Preliminary project results are “very, very positive around the outcomes for the participants,” says More, noting many who receive housing then express interest in achieving new goals such as reconnecting with family, getting education or volunteering.

“When you sit and listen to participants talk about the difference the project has made, there’s a great deal of emphasis on the safety that they’ve felt once they had a door —that they could lock a door and they could actually sleep in a sound sleep.”

“When you think about how profound it is to not have that ability, night after night, to never be rested and to be, for many of them, in chronic pain,” continues More. “We found the majority of people who came into the Toronto site project had an untreated medical condition, and the majority also were experiencing daily pain that was not being dealt with.

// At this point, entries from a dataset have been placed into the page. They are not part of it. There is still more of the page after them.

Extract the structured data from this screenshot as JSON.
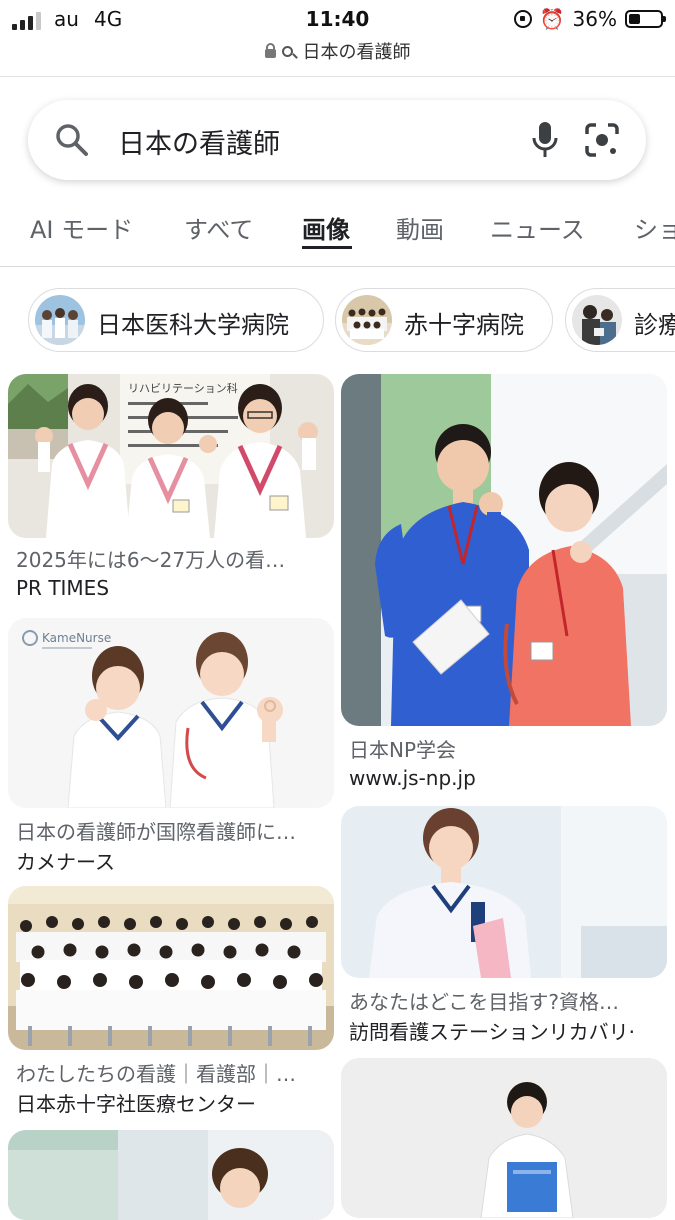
{
  "status_bar": {
    "carrier": "au",
    "network": "4G",
    "time": "11:40",
    "battery_percent": "36%",
    "battery_level": 0.36,
    "url": "日本の看護師"
  },
  "search": {
    "query": "日本の看護師"
  },
  "tabs": [
    {
      "label": "AI モード"
    },
    {
      "label": "すべて"
    },
    {
      "label": "画像",
      "active": true
    },
    {
      "label": "動画"
    },
    {
      "label": "ニュース"
    },
    {
      "label": "ショ"
    }
  ],
  "chips": [
    {
      "label": "日本医科大学病院"
    },
    {
      "label": "赤十字病院"
    },
    {
      "label": "診療"
    }
  ],
  "results": [
    {
      "caption": "2025年には6～27万人の看…",
      "source": "PR TIMES"
    },
    {
      "caption": "日本の看護師が国際看護師に…",
      "source": "カメナース",
      "watermark": "KameNurse"
    },
    {
      "caption": "わたしたちの看護｜看護部｜…",
      "source": "日本赤十字社医療センター"
    },
    {
      "caption": "日本NP学会",
      "source": "www.js-np.jp"
    },
    {
      "caption": "あなたはどこを目指す?資格…",
      "source": "訪問看護ステーションリカバリ·"
    }
  ],
  "image1_sign": "リハビリテーション科"
}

“So you hear at a very fundamental level the difference it made to have a door that they could close and they could be alone.”

Becker says everything he’s observed also suggests the study is working.

“One day we went out and tried to find people in the control group to interview for research interviews and we spent all day pounding the pavement and knocking this door and that and we couldn’t find a single person. We went to this shelter and that shelter and had lists of people and they said, ‘Yeah, no, we haven’t seen them, just disappeared, nobody knows.’

“And then we interviewed somebody who has been housed and it was an hour-long visit and the person has improved their condition very clearly. So that’s kind of living proof that the project is working.”